The seams of embezzlement

The Penal Code reform initiated with the intention of readjusting the provisions of the crime of sedition and avoiding the entry into jail of those more involved in the failed independence process of 2017 will end up dragging other modifications. Some in particular clearly interconnected, the modification of the crime of embezzlement of public funds and the creation of new criminal offenses to cover the flanks discovered by this initiative. Others, on the other hand, are heterogeneous and processed in the same package in a merely accidental way, such as the one that tries to put the members of the CGPJ willing to block the renewal of the Constitutional Court before criminal responsibilities, an offer for them to cease their attitude that it seems that they will not be able to reject, or introduce criminal measures in the field of labor legislation.

Although the reform of the crime of embezzlement has been raised as an ERC amendment open to being modulated ‘after the fact’ from the parliamentary groups of the government majority, it is evident that it is one of the fruits of the dialogue established between socialists and republicans both to continue the de-escalation and de-escalation of the political conflict in Catalonia and to guarantee stability in Madrid. Anything that contributes, as the pardons already did, to moving from the situation of political and social schism that put us on the edge of the abyss in 2017 to a situation like the current one deserves the support of anyone who prefers the normalization of democratic political life to feed the voltage and polarization. Although beyond the approval of the Budgets, these steps should also be reciprocated by ERC, for example accepting the need for a dialogue also in Catalonia with the non-independence partiesand raising delegitimizing red lines on them in their pact policy.

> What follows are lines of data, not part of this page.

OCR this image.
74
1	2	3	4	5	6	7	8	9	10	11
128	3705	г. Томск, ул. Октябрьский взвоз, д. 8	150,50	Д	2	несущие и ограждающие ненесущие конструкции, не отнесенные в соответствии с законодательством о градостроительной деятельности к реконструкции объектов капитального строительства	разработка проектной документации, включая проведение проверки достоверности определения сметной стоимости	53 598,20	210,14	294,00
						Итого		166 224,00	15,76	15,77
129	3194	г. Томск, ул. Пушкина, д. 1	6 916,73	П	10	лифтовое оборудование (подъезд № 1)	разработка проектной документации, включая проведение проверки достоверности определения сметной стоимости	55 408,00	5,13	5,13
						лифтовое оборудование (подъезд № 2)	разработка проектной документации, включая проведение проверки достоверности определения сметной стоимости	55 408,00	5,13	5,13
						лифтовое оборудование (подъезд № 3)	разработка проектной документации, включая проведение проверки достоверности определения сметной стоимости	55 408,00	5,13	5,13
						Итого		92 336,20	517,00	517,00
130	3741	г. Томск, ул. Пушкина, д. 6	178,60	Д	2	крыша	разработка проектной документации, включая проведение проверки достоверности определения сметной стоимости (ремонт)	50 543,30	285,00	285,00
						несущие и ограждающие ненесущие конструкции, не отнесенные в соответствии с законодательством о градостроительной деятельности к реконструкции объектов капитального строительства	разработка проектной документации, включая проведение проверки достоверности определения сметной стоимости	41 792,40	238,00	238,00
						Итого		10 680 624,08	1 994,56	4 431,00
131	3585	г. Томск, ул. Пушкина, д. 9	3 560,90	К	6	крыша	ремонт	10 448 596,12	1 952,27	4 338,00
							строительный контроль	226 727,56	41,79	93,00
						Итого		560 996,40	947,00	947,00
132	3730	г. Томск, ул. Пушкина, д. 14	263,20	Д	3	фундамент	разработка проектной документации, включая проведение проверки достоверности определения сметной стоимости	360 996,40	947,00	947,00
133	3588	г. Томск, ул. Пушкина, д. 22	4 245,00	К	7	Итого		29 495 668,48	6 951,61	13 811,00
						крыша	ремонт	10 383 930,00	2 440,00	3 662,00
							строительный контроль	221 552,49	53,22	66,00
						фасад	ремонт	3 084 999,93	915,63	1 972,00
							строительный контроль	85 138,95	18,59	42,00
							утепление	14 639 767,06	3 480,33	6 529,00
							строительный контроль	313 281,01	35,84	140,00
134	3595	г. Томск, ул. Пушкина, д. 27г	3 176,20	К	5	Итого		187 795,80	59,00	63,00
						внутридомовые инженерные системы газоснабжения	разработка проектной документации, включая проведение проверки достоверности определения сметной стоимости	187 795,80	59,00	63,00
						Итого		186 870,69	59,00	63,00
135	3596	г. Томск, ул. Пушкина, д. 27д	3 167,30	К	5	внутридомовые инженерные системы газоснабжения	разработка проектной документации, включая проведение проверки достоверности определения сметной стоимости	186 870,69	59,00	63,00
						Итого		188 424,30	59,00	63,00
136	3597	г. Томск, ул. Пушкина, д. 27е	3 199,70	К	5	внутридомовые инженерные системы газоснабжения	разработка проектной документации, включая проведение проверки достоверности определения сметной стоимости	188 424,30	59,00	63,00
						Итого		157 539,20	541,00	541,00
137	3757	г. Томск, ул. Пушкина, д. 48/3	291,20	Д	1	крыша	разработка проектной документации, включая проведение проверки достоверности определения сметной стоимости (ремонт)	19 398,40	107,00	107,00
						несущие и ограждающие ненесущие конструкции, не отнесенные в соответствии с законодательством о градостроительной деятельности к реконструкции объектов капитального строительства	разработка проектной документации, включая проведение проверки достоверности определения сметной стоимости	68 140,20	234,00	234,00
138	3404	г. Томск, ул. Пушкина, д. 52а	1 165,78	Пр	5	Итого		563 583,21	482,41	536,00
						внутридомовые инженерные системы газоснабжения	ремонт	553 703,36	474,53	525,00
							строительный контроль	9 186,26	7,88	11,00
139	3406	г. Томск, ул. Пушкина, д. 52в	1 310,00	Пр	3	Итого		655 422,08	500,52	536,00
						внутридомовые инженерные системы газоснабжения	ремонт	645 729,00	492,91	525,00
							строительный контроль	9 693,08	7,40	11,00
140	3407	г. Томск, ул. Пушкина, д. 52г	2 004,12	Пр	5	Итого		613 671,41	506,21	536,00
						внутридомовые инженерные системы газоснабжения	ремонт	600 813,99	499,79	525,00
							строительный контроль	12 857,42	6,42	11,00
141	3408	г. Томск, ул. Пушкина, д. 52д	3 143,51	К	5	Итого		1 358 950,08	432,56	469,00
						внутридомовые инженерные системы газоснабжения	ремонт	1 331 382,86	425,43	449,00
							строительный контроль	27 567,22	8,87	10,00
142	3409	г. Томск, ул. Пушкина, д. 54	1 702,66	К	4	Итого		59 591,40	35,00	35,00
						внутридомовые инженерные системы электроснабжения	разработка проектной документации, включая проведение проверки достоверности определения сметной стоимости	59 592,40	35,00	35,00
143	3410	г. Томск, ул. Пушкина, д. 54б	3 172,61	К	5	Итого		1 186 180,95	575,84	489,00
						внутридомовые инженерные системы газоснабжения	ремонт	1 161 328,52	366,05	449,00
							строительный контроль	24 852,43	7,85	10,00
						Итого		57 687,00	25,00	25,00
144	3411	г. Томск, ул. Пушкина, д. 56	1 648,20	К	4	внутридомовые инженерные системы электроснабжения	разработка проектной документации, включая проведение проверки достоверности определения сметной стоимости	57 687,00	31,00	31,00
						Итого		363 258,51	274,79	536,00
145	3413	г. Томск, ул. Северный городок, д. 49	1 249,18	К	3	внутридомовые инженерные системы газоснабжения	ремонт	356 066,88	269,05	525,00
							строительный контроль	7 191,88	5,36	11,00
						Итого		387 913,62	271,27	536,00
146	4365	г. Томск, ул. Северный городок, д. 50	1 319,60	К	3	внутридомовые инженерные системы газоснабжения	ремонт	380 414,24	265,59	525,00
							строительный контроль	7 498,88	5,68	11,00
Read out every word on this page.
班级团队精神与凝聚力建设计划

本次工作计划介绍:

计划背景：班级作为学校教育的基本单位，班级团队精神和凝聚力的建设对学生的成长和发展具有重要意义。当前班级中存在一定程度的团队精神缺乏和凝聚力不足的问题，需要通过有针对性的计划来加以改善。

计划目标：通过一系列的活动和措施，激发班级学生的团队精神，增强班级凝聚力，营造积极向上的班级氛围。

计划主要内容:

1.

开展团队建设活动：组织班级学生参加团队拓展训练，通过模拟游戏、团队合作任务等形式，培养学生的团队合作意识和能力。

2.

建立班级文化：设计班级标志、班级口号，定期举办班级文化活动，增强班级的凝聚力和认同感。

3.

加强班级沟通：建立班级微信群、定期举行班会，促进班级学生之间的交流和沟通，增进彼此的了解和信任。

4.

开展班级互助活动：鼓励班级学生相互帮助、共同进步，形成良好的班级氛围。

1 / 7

But that the proposals are well-intentioned, that they try to provide a proportionate response to a real problem and that in their formulation they arouse the necessary consensus to be approved is not enough. The technical formulation of the legal reform It must not leave loopholes that facilitate interpretations that stray from the objectives sought. As has happened with the application of the law of ‘yes is yes’. Or what could result from the reformulation of the crime of sedition, which could leave in a legal loophole acts that violate the democratic functioning of institutions without involving public disorder or reaching the category of violent uprising required by the crime of rebellion.

Distinguish acts of embezzlement that seek personal or third-party enrichment -such as the illegal financing of parties-, before which there can be no step back, from the use of this legal type as an aggravating circumstance to penalize actions of a political nature against those that already weigh other legal provisions or the mere use of funds for objectives other than those foreseen may be reasonable but also have unwanted effects. This is what usually happens when you try legislate according to a specific situation. And it shows that this danger is more than present, the fact that in parallel the persecution of the enrichment of unexplained origin of public offices has been presented as a compensatory measure, and that it has had to be insisted that socialist politicians such as those convicted in the case of the eres should not be benefited. Beyond personal gain, there are many other ways to divert public resources for purposes very different from the common good, and all of them must be pursued. years of speech fight against corruption they cannot be questioned by a reform that responds to a conjunctural need.